Summit for emerging high school leaders also inspires student advisers

Jul 28, 2019 No Comments by

Anyssa Garza is returning for a fourth year as an adviser with the Central Valley Emerging Leaders Summit, helping young potential leaders “create courage within themselves.”

“I see the impact the program makes within these students,” said Garza, a Fresno State graduate student working toward her masters in educational leadership. “We give these students the tools and resources to grow as leaders and make a change within themselves and their communities, and being a part of that process is rewarding.”

About 100 juniors and seniors from 23 Central Valley high schools will participate in the fourth annual Central Valley Emerging Leaders Summit July 31 through Aug. 2 at Fresno State. The summit was designed to inspire area high school students who have leadership potential and provide tools and strategies to take back and use at their high schools and in their communities.

The concept for the summit was born out of the University’s 2015 Bold Ideas Challenge, in which faculty and staff were invited to submit ideas to improve services to students or enhance processes. Staff members from various offices and departments across the University then worked to develop the idea and make it a reality.

Garza has been a part of every summit so far. She’s seen some of the high school participants go on to become Fresno State students. She has even recommended the program to her younger sister.

“She is interested in doing it the summer before her senior year,” Garza said. “I wish something like this was offered to me when I was in high school. I think if I were given the opportunity to participate in high school, I would take full advantage of it because you’re not only being exposed to the program but also the college experience.”
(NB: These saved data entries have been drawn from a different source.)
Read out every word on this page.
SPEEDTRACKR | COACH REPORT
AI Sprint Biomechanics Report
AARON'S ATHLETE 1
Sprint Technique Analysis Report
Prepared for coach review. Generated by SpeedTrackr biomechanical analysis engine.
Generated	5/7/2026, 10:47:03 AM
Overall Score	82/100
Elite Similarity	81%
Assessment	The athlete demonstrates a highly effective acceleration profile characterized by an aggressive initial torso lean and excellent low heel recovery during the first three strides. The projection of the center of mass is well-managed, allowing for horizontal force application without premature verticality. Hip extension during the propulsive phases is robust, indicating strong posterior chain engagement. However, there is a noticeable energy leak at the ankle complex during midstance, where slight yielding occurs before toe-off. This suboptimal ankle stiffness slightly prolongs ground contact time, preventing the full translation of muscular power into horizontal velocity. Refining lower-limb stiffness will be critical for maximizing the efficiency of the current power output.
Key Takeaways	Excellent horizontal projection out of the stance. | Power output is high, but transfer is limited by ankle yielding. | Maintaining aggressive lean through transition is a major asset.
During the free, three-day, two-night camp, students will hear from faculty, staff and community members, engage in hands-on activities and network with Fresno State student leaders while experiencing on-campus living and dining in the dormitories and the University Dining Hall.

“We continue to support this summit to give every young participant the opportunity to examine and strengthen their leadership skills,” said Fresno State President Joseph I. Castro. “We give them essential tools to take back to their high schools, home and communities to make a positive difference in the Valley’s quality of life.”

Dr. Frank Lamas, vice president of Student Affairs and Enrollment Management at Fresno State, will welcome students at 10 a.m. July 31 at the University Dining Hall. After lunch, several community members will share leadership vignettes from 1:15 to 2:15 p.m. in the North Gym (Room 118).

1:15 p.m. — Matt Grundy, CEO of Fresno County Habitat for Humanity
1:35 p.m. — Dora Westerlund, CEO and president of Fresno Area Hispanic Foundation
1:55 p.m. — Diego Arambula, partner at Transcend Education

In addition to leadership labs and workshops, students will take part in experiential E.D.G.E. Ropes Course activities from 8 a.m. to noon on Aug. 1.

“The biggest impact that you see the program have on the students is creating courage within themselves,” Garza said, “the courage to get out of their comfort zone, and be comfortable with being uncomfortable. I see this transformation when the students participate in the ropes course. Some of the students are scared to participate, but with the support and cheers from their peers, it gives them the courage to continue on.”

The summit will close Friday afternoon with Jim Yovino, Fresno County superintendent of schools, as the closing speaker. Participants will then receive their certificates in front of family and supporters.